It's also unclear whether tight coupling is actually a problem when you can refactor this fast.
> "These AI types are all delusional. My job is secure. Sure your model can one-shot a small program in green field in 5 minutes with zero debugging. But make it a little larger and it starts to forget features, introduces more bugs than you can fix, and forget letting it loose on large legacy codebases"
What if that's not a diagnosis? What if we see that as an opportunity? O:-)
I'm not saying it needs to be microservices, but say you can constrain the blast radius of an AI going oops (compaction is a famous oops-surface, for instance); and say you can split the work up into self-contained blocks where you can test your i/o and side effects thoroughly...
... well, that's going to be interesting, isn't it?

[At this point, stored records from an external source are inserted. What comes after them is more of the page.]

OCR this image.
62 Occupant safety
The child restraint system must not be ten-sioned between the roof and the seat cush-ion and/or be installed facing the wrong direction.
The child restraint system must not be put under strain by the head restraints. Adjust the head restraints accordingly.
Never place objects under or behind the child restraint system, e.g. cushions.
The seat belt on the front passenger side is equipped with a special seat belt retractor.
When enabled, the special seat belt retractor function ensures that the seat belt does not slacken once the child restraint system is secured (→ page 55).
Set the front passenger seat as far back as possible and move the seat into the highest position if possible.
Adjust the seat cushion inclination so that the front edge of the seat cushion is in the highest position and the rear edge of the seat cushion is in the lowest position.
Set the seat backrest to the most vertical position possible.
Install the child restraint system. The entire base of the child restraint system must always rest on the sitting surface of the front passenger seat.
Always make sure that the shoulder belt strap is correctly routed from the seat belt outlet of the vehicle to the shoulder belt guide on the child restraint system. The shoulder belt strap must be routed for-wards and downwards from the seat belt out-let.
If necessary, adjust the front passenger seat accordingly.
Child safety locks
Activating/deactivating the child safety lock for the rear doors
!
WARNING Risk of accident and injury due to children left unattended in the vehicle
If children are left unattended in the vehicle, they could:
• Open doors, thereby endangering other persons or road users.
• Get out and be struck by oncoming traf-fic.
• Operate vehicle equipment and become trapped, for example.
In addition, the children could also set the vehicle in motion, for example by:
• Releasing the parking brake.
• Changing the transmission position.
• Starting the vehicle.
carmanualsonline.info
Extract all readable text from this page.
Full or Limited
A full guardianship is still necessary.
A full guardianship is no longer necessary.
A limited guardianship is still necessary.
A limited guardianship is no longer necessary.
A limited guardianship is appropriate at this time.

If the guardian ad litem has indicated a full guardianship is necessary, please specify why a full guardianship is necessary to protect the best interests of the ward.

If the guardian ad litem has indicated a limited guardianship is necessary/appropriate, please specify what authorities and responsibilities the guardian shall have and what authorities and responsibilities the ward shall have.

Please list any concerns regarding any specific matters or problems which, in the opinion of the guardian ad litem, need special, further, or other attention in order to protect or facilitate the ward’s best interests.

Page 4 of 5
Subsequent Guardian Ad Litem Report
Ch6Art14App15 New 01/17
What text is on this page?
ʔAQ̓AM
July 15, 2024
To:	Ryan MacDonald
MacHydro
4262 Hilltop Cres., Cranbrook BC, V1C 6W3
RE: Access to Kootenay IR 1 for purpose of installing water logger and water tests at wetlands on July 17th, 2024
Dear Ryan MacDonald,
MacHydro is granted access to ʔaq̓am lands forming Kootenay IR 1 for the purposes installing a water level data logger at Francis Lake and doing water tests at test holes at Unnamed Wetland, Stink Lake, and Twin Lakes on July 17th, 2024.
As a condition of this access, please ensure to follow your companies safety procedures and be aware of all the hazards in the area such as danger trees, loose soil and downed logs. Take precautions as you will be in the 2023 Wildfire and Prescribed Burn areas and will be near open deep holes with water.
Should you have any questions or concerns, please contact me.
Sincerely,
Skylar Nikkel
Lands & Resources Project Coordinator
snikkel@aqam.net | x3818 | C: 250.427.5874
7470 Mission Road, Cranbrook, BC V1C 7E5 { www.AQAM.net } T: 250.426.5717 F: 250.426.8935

Programming has always supposed to be about that: Structured programming, functions (preferably side-effect-less for this argument), classes&objects, other forms of modularization including -ok sure- microservices. I'm not sold on exactly the latter because it feels a bit too heavy for me. But ... something like?
Interesting corollary: as context windows keep growing (8k to 1M+ in two years), this architectural pressure should actually reverse. When a model can hold your whole monolith in working memory, you get all the blast radius containment without the operational overhead of separate services, billing accounts, and deployment pipelines.
Microservices solve an organizational problem mostly — teams being able to work completely independently, do releases independently, etc — but as soon you’re going to actually do that, you’re introducing a lot of complexity (but gain organizational scalability).
This has nothing to do with context sizes.
In fact, my argument is that there will be more monolith applications due to AI coding assistants, not less.